Wenn man anschließend eine Lok auf das Gleis setzt und [size=18]DANACH[/size] den Regler bedient, liegt am Mittelleiter des Gleises eine Spannung an, die zwischen 0 Volt (Regelgerät = aus) und 40 Volt (dann sind im Regelgerät alle Vorwiderstände ausgeschaltet, bis auf die Kohlefadenlampe, die die 70 Volt aufnimmt). - Die Kohlefadenlampe leuchtet in Abhängigkeit der gewählten Fahrstufe unterschiedlich hell.
40 Volt sind für nach heutigen Vorschriften zu hoch, es sind nur noch 24 Volt zugelassen. Damals sah man da noch nicht so eng.
Bis dahin gehen von dem Starkstrombetrieb noch keine wirklichen Gefahren aus.
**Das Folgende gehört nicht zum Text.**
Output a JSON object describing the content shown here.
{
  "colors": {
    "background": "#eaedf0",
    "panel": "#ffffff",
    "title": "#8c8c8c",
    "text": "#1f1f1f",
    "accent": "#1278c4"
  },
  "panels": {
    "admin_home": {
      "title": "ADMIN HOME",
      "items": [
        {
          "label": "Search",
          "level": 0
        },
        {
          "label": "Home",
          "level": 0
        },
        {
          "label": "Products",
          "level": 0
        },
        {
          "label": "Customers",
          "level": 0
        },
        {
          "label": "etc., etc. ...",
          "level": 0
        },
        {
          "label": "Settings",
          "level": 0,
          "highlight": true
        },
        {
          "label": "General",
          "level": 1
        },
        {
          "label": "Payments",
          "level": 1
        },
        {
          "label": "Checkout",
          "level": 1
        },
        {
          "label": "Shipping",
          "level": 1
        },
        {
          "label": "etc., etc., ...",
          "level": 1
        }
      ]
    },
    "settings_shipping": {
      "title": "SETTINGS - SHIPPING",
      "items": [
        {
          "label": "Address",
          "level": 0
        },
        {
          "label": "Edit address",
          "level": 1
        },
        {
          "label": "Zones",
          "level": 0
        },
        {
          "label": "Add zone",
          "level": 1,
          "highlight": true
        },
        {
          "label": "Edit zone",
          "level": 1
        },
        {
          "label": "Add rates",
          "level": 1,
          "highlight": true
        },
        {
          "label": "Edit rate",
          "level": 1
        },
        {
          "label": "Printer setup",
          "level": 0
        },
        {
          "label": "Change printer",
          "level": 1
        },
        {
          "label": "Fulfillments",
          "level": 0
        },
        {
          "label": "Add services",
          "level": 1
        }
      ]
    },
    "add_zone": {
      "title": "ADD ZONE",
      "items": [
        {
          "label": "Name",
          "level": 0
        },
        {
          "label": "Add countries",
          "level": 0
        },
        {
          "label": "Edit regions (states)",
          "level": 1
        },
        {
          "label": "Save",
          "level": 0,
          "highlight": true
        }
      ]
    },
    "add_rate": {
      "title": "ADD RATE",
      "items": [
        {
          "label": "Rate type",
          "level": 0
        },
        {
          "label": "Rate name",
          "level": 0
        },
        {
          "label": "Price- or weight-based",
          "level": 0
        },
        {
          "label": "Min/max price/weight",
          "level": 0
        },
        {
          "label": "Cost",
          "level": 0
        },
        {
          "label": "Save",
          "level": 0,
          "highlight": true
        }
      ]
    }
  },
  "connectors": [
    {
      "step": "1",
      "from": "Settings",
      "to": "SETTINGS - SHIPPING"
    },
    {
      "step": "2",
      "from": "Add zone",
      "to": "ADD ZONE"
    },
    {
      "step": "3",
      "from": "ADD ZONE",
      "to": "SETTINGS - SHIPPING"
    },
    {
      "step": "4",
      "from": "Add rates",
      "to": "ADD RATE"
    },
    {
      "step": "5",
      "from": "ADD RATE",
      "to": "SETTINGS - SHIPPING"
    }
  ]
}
Aber was passiert, wenn die Lok während der Fahrt entgleist?
Untersuchen wir, was passiert, wenn bei einer Entgleisung die Lok oder ein Wagen gerade so zu stehen / liegen kommt, daß durch die Fahrzeuge Außenschiene und Mittelleiter des Gleises direkt verbunden sind, also einen "Kurzschluß" verursachen. Mit der Entgleisung, die wir ums mal bei Höchstgeschwindigkeit der Lok vorstellen, fließt plötzlich der gesamte Strom durch die Kohlefadenlampe, die nun die vollen 110 Volt aus dem Netz verkraften muß und hell aufleuchtet.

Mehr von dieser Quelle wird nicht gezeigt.